As for ray-fins, also known as Actinopterygii: These are fish with thin, bony, webbed fins. Astonishingly, several websites indicate that ray-fins make up 50 percent of all living vertebrate species in the world!

This is as opposed to lobe-finned fish called Sarcopterygii, most of which are now extinct.

And as a final note for this entry: Both of these class-names contain the Greek base pter-, meaning wing (here used in the sense of a fin, of course). From this base we get not only pterodactyl (“wing-finger”) but also, somewhat surprisingly, helicopter; using a form of helix, this literally means “spiral wing” — one of my all-time favorite etymologies.

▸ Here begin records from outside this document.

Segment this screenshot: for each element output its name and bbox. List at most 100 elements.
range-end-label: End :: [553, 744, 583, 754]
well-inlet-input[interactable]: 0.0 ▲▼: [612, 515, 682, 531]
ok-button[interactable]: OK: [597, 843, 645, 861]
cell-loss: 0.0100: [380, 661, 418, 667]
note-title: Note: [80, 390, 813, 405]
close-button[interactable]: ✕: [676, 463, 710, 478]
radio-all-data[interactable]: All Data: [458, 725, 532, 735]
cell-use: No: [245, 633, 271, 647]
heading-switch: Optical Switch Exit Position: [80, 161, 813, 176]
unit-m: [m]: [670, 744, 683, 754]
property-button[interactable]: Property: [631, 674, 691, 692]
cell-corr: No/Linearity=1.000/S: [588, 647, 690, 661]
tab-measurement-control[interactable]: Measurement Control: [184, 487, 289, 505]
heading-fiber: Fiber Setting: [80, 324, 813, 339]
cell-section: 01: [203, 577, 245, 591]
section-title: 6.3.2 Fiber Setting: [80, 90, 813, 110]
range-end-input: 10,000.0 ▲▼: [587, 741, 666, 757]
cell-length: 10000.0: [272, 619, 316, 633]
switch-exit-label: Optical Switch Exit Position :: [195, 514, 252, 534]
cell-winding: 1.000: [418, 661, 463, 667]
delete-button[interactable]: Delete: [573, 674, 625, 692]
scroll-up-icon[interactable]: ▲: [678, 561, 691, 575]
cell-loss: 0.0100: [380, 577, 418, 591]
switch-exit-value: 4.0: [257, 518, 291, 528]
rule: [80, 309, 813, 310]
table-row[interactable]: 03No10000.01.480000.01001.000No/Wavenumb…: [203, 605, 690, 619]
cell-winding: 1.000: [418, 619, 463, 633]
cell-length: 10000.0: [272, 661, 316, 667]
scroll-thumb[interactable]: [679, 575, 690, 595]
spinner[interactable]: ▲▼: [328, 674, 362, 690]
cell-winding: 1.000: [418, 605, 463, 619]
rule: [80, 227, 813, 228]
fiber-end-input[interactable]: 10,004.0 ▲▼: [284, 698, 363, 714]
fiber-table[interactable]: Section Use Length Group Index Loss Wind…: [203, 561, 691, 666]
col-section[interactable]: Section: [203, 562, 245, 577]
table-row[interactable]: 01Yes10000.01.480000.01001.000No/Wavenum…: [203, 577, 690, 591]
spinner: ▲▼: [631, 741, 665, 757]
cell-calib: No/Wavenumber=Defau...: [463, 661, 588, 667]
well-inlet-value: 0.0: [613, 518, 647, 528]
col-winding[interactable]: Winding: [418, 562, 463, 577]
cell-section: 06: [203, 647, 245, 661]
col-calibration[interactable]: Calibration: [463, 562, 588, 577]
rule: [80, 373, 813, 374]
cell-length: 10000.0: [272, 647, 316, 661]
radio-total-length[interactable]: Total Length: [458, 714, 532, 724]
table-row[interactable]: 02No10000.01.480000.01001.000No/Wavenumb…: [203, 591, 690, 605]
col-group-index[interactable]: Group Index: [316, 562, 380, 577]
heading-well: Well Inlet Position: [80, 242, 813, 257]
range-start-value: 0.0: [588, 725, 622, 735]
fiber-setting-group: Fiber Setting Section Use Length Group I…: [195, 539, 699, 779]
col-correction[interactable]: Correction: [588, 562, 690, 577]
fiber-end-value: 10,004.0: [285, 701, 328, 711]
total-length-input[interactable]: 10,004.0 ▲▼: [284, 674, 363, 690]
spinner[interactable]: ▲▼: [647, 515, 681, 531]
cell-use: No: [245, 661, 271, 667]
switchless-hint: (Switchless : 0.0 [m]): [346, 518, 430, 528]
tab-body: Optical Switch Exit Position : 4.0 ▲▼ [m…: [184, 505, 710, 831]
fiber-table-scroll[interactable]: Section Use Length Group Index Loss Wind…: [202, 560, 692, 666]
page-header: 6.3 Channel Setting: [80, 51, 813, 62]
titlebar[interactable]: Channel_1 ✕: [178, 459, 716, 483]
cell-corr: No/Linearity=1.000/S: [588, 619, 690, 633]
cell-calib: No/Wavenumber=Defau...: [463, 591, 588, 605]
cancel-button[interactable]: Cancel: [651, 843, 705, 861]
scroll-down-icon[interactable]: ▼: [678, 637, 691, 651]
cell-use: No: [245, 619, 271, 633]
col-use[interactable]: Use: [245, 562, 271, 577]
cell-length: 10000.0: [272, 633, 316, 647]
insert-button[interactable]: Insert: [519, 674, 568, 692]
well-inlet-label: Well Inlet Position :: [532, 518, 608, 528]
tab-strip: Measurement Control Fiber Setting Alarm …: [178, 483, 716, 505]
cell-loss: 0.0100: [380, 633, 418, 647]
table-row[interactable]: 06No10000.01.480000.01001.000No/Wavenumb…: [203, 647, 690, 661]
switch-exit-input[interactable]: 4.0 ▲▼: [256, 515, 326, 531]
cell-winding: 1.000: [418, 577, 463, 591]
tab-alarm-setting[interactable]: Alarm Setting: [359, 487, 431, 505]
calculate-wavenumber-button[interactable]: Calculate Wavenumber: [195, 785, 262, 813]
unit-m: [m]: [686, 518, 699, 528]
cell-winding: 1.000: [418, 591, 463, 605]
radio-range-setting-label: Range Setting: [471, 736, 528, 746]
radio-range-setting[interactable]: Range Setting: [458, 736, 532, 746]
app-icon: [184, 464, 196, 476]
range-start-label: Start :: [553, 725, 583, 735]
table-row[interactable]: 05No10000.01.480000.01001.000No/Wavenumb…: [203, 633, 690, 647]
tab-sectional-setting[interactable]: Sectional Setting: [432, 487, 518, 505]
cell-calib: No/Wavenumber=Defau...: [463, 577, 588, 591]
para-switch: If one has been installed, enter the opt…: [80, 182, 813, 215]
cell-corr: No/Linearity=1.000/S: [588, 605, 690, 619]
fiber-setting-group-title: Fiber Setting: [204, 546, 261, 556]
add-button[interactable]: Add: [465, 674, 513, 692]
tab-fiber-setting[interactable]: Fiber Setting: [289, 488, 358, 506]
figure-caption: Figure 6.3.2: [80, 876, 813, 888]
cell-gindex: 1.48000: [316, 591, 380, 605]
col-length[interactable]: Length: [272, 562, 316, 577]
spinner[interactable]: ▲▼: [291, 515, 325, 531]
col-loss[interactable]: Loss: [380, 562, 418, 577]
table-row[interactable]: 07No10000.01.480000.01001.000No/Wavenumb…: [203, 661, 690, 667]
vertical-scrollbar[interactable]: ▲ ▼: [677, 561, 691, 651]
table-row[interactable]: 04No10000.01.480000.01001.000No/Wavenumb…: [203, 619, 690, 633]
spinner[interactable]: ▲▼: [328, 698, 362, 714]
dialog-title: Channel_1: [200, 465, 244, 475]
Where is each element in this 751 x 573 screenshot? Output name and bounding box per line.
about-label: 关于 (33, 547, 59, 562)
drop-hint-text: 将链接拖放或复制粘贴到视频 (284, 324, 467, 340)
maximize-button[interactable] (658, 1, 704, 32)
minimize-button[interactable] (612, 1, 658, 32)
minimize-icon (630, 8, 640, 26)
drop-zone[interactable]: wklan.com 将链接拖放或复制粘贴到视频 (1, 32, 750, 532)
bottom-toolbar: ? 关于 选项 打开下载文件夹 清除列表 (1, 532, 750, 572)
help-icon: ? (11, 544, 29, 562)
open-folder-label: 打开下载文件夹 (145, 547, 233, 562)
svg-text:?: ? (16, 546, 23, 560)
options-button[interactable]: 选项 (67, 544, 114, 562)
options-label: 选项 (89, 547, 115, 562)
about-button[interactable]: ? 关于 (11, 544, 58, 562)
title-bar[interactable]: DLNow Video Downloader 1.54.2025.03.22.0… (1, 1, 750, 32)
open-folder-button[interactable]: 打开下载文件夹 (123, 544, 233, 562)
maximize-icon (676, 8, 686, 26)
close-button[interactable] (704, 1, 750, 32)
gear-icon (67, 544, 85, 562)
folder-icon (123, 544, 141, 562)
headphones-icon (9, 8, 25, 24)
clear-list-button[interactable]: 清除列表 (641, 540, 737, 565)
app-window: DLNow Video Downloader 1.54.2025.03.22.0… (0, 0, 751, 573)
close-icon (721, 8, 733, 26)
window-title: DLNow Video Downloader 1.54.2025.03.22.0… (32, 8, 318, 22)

Kinnikinnick (kin-uh-kuh-NICK) – A compound of bark and leaves (sometimes including tobacco) that was once smoked by Native Americans and pioneers in the Ohio Valley. Also, any of the various plants (such as bearberry) used in this mixture. Collins indicates it has various other spellings, including killikinick.

Liripipe (LEER-ee-pipe) – Among several sources there is disagreement on this one. It appears to be generally synonymous with tippet, a hanging piece of cloth attached to a hood, cap or sleeve. Dictionary.com indicates that it can refer to the whole hood itself — one with a long, hanging peak, worn mostly during the Middle Ages.

Milchig (MILL-kig) – Yiddish has contributed a huge number of truly great — and truly weird — words to our language. This is one of them.

It generally means “made from milk products” — though more formally, it indicates something made entirely from milk and therefore, in strict Jewish dietary laws, not to be mixed with meat. Can be spelled milchik.

Peduncle (peh-DUNG-kul) – A stalk or stem, usually in a flowering plant; sometimes refers to this structure in an animal — or a polyp. Also called a pedicel.

Samizdat (SAHM-iz-dot) – “A system in the Soviet Union and countries within its orbit by which government-suppressed literature was clandestinely printed and distributed” (Merriam-Webster). Also, any work dispersed in this way.